Talking about Werner is, however, likely to be somewhat confronting, both for his friends and his critics. Since he separated himself from Landmark in the midst of a personal scandal, which suggested more of an authoritarian personality than he was even willing to admit in his public role, in some ways there was a deliberate effort to “erase” his personal imprint from the organization. At the same time, this was simply a continuation of the effort he himself had encouraged, of keeping any hero-worship out of the courses. When I did the Communication Workshop he was acknowledged as “the source of the work,” but not a “guru” or even a particularly public personality. Werner’s brush with Scientology may have taught him the dangers of creating a personal cult; and unlike L. Ron Hubbard he wasn’t interested in being a successful fake. He saw that what he had learned for himself was real, helpful to others, and worth devoting his life to sharing.
For these reasons I don’t want to be reticent about him, or pretend that somehow he is not the principal source of the “world that works” concept. At the same time, I think that if we are to take the concept seriously we must go beyond the level of personal transformation to the alteration of our global values and behavior. Without this we risk the possibility of liberating the individual molecules of humanity to chaotic disintegration, rather than achieving the cosmic harmony and reintegration that is necessary to keep the planet going.
The Open Conspiracy
Several years ago I played with the idea of an “open conspiracy,” an “army of lovers” to bring about transformative change at a societal level without creating a violent reaction against it.
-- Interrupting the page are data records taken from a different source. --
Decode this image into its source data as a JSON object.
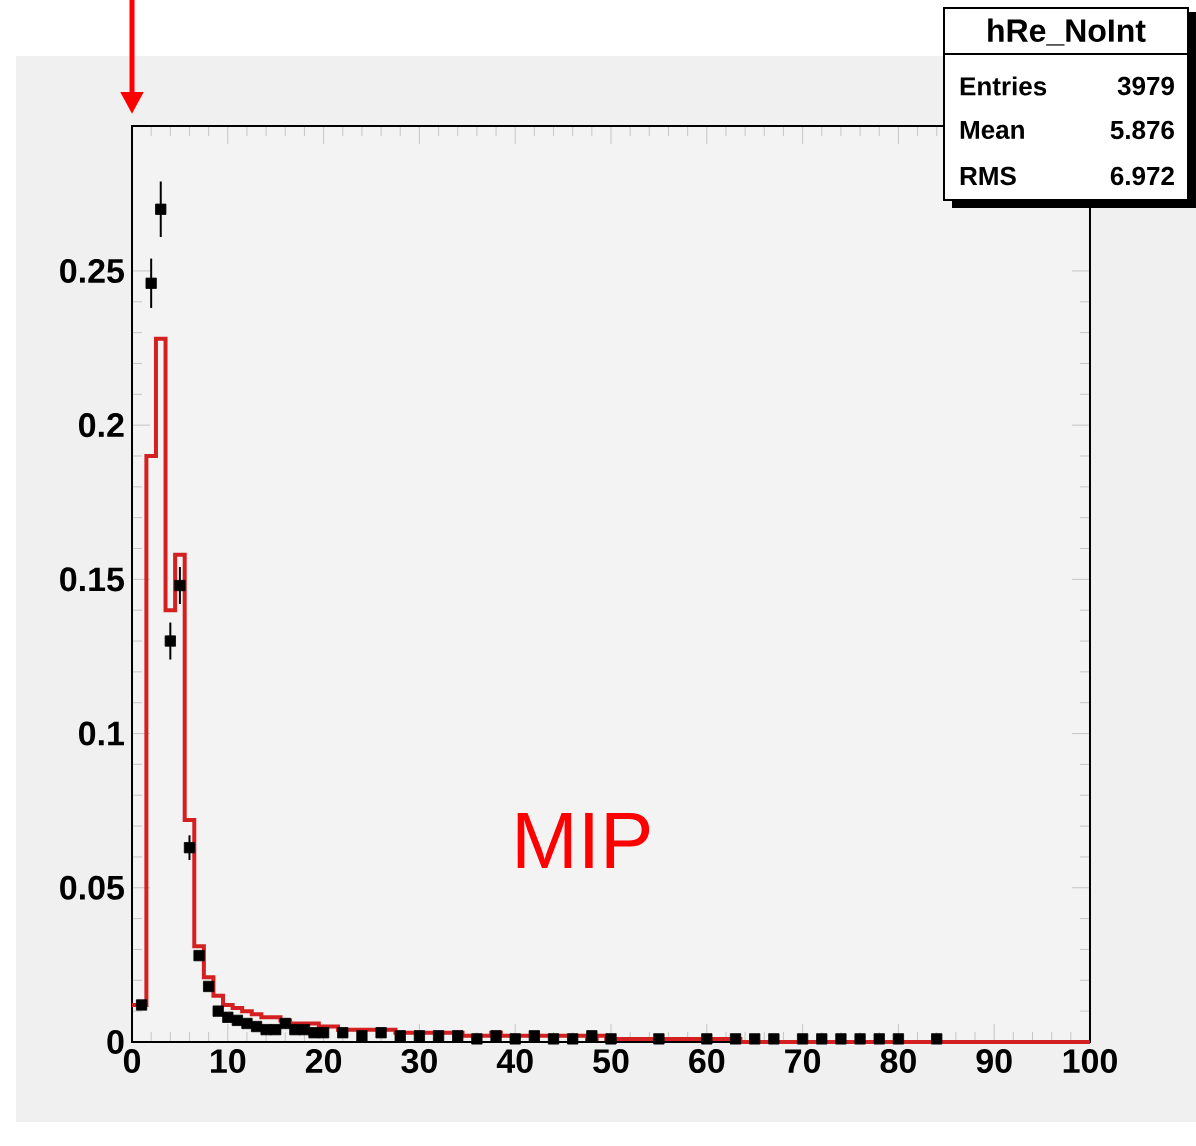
{
  "chart_data": {
    "type": "histogram",
    "xlim": [
      0,
      100
    ],
    "ylim": [
      0,
      0.297
    ],
    "xticks": [
      0,
      10,
      20,
      30,
      40,
      50,
      60,
      70,
      80,
      90,
      100
    ],
    "yticks": [
      0,
      0.05,
      0.1,
      0.15,
      0.2,
      0.25
    ],
    "series": [
      {
        "type": "histogram",
        "color": "#d42020",
        "bins": [
          0,
          1.5,
          2.5,
          3.5,
          4.5,
          5.5,
          6.5,
          7.5,
          8.5,
          9.5,
          10.5,
          11.5,
          12.5,
          13.5,
          14.5,
          15.5,
          16.5,
          17.5,
          18.5,
          19.5,
          20.5,
          21.5,
          22.5,
          23.5,
          24.5,
          25.5,
          26.5,
          27.5,
          28.5,
          29.5,
          30.5,
          31.5,
          32.5,
          33.5,
          34.5,
          35.5,
          36.5,
          37.5,
          38.5,
          39.5,
          40.5,
          41.5,
          42.5,
          43.5,
          44.5,
          45.5,
          46.5,
          47.5,
          48.5,
          49.5,
          50.5,
          51.5,
          52.5,
          53.5,
          54.5,
          55.5,
          56.5,
          57.5,
          58.5,
          59.5,
          60.5,
          61.5,
          62.5,
          63.5,
          64.5,
          65.5,
          66.5,
          67.5,
          68.5,
          69.5,
          70.5,
          71.5,
          72.5,
          73.5,
          74.5,
          75.5,
          76.5,
          77.5,
          78.5,
          79.5,
          80.5,
          81.5,
          82.5,
          83.5,
          84.5,
          85.5,
          86.5,
          87.5,
          88.5,
          89.5,
          90.5,
          91.5,
          92.5,
          93.5,
          94.5,
          95.5,
          96.5,
          97.5,
          98.5,
          99.5,
          100
        ],
        "values": [
          0.012,
          0.19,
          0.228,
          0.14,
          0.158,
          0.072,
          0.031,
          0.021,
          0.015,
          0.012,
          0.011,
          0.01,
          0.009,
          0.008,
          0.008,
          0.007,
          0.006,
          0.006,
          0.006,
          0.005,
          0.005,
          0.004,
          0.004,
          0.004,
          0.004,
          0.004,
          0.004,
          0.003,
          0.003,
          0.003,
          0.003,
          0.003,
          0.003,
          0.003,
          0.002,
          0.002,
          0.002,
          0.003,
          0.002,
          0.002,
          0.002,
          0.002,
          0.002,
          0.002,
          0.002,
          0.002,
          0.002,
          0.001,
          0.002,
          0.001,
          0.001,
          0.001,
          0.001,
          0.001,
          0.001,
          0.001,
          0.001,
          0.001,
          0.001,
          0.001,
          0.001,
          0.001,
          0.001,
          0,
          0,
          0,
          0,
          0,
          0,
          0,
          0,
          0,
          0,
          0,
          0,
          0,
          0,
          0,
          0,
          0,
          0,
          0,
          0,
          0,
          0,
          0,
          0,
          0,
          0,
          0,
          0,
          0,
          0,
          0,
          0,
          0,
          0,
          0,
          0,
          0
        ]
      },
      {
        "type": "scatter",
        "color": "#000000",
        "marker": "square",
        "x": [
          1,
          2,
          3,
          4,
          5,
          6,
          7,
          8,
          9,
          10,
          11,
          12,
          13,
          14,
          15,
          16,
          17,
          18,
          19,
          20,
          22,
          24,
          26,
          28,
          30,
          32,
          34,
          36,
          38,
          40,
          42,
          44,
          46,
          48,
          50,
          55,
          60,
          63,
          65,
          67,
          70,
          72,
          74,
          76,
          78,
          80,
          84
        ],
        "values": [
          0.012,
          0.246,
          0.27,
          0.13,
          0.148,
          0.063,
          0.028,
          0.018,
          0.01,
          0.008,
          0.007,
          0.006,
          0.005,
          0.004,
          0.004,
          0.006,
          0.004,
          0.004,
          0.003,
          0.003,
          0.003,
          0.002,
          0.003,
          0.002,
          0.002,
          0.002,
          0.002,
          0.001,
          0.002,
          0.001,
          0.002,
          0.001,
          0.001,
          0.002,
          0.001,
          0.001,
          0.001,
          0.001,
          0.001,
          0.001,
          0.001,
          0.001,
          0.001,
          0.001,
          0.001,
          0.001,
          0.001
        ],
        "errors": [
          null,
          0.008,
          0.009,
          0.006,
          0.006,
          0.004,
          null,
          null,
          null,
          null,
          null,
          null,
          null,
          null,
          null,
          null,
          null,
          null,
          null,
          null,
          null,
          null,
          null,
          null,
          null,
          null,
          null,
          null,
          null,
          null,
          null,
          null,
          null,
          null,
          null,
          null,
          null,
          null,
          null,
          null,
          null,
          null,
          null,
          null,
          null,
          null,
          null
        ]
      }
    ],
    "annotations": [
      "hRe_NoInt",
      "Entries",
      "3979",
      "Mean",
      "5.876",
      "RMS",
      "6.972",
      "MIP"
    ]
  }
}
I still think this is what we need: a network of friends and co-conspirators for the future of life on this planet. This is not exactly a new idea — as Margaret Meade famously pointed out, never doubt the power of a small group to transform the planet; nothing else ever has. But it does suggest a sort of clandestine mission — which paradoxically is one of total transparency in transforming the world — that demands a personal commitment, a willingness to be a part of something larger than oneself.